I don’t know why some things happen the way they do. I don’t know why our prayers worked during Kate’s initial diagnosis, allowing her to stay with us another 2 years and 5 months. I don’t know why, when she was diagnosed with a relapse, God’s answer to our prayers was never meant to be answered here on Earth. Only heaven would do that time.

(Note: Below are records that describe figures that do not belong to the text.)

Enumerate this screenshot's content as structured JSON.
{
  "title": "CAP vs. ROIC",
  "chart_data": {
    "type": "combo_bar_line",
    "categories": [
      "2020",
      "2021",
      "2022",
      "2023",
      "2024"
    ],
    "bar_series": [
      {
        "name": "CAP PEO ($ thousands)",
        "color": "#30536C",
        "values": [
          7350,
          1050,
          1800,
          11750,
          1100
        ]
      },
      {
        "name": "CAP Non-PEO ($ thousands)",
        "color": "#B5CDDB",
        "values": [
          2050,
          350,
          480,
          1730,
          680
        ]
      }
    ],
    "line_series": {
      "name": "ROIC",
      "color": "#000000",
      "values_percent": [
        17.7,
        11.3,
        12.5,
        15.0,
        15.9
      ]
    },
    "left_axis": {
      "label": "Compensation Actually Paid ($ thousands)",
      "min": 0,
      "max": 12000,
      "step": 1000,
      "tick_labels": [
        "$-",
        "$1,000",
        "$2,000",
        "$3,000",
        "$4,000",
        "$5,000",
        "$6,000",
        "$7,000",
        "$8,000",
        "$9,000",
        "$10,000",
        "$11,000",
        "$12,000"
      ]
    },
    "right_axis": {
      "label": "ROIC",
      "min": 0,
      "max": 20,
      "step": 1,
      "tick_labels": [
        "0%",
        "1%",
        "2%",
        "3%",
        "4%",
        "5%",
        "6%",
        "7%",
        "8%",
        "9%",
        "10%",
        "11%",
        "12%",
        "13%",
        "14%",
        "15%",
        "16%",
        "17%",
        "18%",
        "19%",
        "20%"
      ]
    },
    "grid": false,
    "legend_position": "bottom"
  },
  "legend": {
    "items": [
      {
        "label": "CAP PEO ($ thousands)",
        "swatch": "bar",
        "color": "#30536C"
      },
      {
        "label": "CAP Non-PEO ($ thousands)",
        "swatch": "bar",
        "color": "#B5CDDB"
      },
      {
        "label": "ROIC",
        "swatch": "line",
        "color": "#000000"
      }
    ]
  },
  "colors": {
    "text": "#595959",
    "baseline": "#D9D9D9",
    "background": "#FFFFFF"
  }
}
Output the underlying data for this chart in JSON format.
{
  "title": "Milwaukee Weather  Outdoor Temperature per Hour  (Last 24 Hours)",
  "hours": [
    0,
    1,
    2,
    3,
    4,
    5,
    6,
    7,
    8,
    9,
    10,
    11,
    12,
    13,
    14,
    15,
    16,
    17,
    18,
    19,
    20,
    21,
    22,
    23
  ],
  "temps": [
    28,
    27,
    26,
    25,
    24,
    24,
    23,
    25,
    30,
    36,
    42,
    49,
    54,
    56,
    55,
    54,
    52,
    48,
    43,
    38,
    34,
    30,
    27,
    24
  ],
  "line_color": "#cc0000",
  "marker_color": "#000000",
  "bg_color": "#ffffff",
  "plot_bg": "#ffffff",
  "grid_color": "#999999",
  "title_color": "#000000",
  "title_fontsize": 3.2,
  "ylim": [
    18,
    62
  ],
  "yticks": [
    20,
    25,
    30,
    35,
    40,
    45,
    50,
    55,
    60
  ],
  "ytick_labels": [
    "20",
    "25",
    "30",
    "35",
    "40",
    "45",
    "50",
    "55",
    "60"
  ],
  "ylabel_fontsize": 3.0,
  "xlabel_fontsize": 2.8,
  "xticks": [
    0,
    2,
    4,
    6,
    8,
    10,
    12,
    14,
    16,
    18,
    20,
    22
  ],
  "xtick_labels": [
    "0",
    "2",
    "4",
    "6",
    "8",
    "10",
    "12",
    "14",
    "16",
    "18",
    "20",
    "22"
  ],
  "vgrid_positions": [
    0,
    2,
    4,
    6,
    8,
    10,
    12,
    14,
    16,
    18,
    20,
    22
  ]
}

Sometimes I try to remind myself that if she hadn’t left this Earth, she would be here, but she would not be well. Relapsed leukemia is scary. Harder. MUCH harder. She’d be isolated from her family and friends…a much bigger challenge now that she was older and had really experienced life. She likely would be far away from home in another hospital, awaiting a bone marrow transplant. If she found a match and the transplant took place, the following 100 days and beyond would be excruciating. I’ve read about them. It’s hell. It’s terrifying. They’d bring her body to the brink of death and we’d watch and pray, hoping her body would kick in and defy the odds. This time, the chemo would be stronger. There would be more…more of everything. More pills, more hospitals, more tubies, more pokies, more fear, more nausea, more trouble eating, more weight loss, more terrifying infections, more ANC drops, more sleepless nights. And she would REMEMBER. She would KNOW this was a really big thing and she would be terrified.
I cannot believe we are here. No one can. My little girl, who during her first fight with cancer, did so well I felt guilty. There were challenges, trust me. Her lasting effects were noticeable. But she did not spend months in the hospital. She never had a chemo delay. She didn’t spend the majority of her time locked down on low ANC fever watch. I had (probably) the healthiest cancer patient most have seen. But she died anyway. Not the first time. No….the first time, she was MEANT to beat it. And beat it she did thanks to the care and love we received at our hospital and later, in our clinic.
This day brings back an enormous amount of painful memories. We should be spending today remember and recalling that day our lives were split in two; before and after cancer, but celebrating being on the other side. Instead, we remember that if not for today…three years ago…we’d have never be led to our ultimate fate.
As painful and as crisp and clear as the memories are, I want to share a word of heartfelt thanks to those who made our first 10 days in this new world more bearable. The nurses and doctors involved in Kate’s care for those first weeks sit in a very, very special place in my heart. They taught us, guided us, held us, understood us and loved us. Some even insisted we check our blood sugar. Doctors Piguet, Dulman and Isaac…nurses Lauren, Lindsay, Sarah, Becca, Erica, Ally, Molly and child life therapist Holly…I know there are others. Thank you. From the bottom of my heart, thank you for giving me the gift of Kate’s life, however short it would turn out to be. Because of you, I got what I did and I love you all from the bottom of my heart.
Every year for the rest of my life, August 15th will represent the enormous shift in our lives. It’s unreal how much pain a simple date on the calendar can create in one heart.
I will never understand why I couldn’t just keep her.